Com esse pensamento, Carmem foi à luta. Ou, melhor: às corridas. Atleta disciplinada teve dois expressivos resultados na sua carreira: foi a primeira brasileira a ganhar a Corrida de São Silvestre, em 1994, ano em que também se tornou a primeira sul-americana a correr a maratona abaixo das 2h30. Ela fez 2h27min na centenária Maratona de Boston, Estados Unidos.
“Porém, na relação mãe e filhas pode até parecer que não se tinha coração. Houve aniversários delas que eu estava em outro país. Eu cantava parabéns a distância. Não foi fácil enfrentar essa realidade, mas era preciso, eu estava trabalhando”, repete.
Se disserem que hoje Carmem é uma supermãe, não duvidem. É como se ela tivesse a família sob a sua proteção. Para isso, ela cultiva a tese de que precisa estar bem, antes de tudo, para que os demais se beneficiem de sua energia.
“Cuido de mim, primeiramente, da minha saúde. Também cuido das crianças, ofertando um pouco de lazer, brincadeiras, coisas que os pais, muitas vezes cansados, não conseguem fazer. Com isso, estou cuidado das filhas, indiretamente. E cuido, sobretudo, dos meus pais mostrando que ainda são fortes, incentivando-os a cada dia. Minha Mãe, Maria, está com 83 anos. Meu pai vai fazer 90”.
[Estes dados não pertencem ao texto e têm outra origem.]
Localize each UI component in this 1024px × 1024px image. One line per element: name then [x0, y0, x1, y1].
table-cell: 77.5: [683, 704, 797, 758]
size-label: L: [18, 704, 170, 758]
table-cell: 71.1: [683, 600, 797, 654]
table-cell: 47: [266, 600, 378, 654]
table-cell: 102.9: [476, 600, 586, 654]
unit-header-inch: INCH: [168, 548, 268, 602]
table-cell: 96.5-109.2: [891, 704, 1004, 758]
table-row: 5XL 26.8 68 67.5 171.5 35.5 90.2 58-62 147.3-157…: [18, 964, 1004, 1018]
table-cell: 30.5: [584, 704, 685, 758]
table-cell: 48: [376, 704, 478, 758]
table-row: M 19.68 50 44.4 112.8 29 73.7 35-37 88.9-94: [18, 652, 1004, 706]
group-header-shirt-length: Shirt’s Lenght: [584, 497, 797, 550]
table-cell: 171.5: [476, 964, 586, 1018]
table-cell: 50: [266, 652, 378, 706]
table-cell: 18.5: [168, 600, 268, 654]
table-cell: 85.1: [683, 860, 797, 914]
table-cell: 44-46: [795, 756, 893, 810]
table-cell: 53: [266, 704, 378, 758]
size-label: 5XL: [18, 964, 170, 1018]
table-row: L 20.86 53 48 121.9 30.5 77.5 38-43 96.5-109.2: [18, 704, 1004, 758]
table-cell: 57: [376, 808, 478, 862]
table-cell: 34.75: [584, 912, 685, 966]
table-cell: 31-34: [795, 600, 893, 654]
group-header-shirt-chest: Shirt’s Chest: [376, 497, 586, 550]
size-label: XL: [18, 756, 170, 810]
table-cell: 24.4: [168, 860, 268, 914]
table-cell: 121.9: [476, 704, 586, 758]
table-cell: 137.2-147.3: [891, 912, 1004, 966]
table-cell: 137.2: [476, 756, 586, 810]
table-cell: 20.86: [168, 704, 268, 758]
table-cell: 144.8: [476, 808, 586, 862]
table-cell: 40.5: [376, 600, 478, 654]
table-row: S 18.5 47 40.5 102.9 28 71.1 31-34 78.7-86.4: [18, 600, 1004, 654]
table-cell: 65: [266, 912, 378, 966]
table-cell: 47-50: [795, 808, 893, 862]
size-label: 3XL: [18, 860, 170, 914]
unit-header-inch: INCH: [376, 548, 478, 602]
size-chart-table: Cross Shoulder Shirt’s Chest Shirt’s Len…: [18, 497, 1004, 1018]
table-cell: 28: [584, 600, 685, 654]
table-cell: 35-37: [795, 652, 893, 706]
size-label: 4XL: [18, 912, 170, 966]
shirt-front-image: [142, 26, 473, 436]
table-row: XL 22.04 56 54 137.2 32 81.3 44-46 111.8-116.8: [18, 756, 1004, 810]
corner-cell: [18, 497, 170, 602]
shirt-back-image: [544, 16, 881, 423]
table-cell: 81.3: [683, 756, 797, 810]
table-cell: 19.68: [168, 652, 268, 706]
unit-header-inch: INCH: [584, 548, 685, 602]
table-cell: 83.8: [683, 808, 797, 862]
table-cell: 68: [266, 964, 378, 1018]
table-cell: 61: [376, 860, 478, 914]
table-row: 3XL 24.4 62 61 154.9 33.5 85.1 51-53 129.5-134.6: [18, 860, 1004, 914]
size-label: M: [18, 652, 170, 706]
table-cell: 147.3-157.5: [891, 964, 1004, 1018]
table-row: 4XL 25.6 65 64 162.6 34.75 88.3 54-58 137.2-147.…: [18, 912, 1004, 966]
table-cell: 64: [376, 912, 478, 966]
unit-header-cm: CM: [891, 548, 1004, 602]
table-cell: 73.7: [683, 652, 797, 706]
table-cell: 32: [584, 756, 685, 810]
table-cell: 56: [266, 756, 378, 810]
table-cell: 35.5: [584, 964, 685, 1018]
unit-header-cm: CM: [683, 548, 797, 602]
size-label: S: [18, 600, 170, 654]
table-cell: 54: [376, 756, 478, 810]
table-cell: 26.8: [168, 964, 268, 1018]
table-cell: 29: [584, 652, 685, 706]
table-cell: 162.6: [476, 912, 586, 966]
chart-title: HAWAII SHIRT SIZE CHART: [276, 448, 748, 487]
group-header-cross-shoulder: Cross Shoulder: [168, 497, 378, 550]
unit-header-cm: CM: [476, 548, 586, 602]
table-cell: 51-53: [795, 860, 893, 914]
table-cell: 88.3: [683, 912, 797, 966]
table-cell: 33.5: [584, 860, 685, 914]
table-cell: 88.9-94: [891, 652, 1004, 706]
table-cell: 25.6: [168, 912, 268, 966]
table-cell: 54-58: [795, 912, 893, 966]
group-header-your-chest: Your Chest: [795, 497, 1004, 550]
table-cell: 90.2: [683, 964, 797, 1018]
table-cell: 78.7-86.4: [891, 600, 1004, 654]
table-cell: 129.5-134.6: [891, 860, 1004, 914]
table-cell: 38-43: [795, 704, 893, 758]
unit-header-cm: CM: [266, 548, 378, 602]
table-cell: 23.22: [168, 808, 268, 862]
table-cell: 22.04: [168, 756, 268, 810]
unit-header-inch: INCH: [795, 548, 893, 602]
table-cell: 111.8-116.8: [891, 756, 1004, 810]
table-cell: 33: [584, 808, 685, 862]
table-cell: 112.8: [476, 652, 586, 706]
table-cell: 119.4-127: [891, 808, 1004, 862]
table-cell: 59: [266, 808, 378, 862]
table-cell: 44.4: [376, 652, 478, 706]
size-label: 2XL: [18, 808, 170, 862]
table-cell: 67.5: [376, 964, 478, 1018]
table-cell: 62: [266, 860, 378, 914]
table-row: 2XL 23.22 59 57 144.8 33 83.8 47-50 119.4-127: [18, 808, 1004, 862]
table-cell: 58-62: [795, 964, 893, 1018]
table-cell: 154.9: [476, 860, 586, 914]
Politicamente bem definida na luta por uma sociedade mais justa e de oportunidades iguais para todos, Carmem conclui que 42 anos depois do início de sua carreira “as coisas não mudaram. Meus filhos têm as mesmas dúvidas que eu tinha”.
E conclui:
“Nesse sistema capitalista é preciso dar o sangue para comer, para vestir, para transitar, para estudar. As coisas não mudaram! Crianças e idosos, principalmente, continuam sem assistência médica. Os mais pobres com poucas oportunidades de estudo e de trabalho. Os problemas de antes continuam sendo os de agora. Tristemente, o Estado continua muito ausente das nossas vidas”.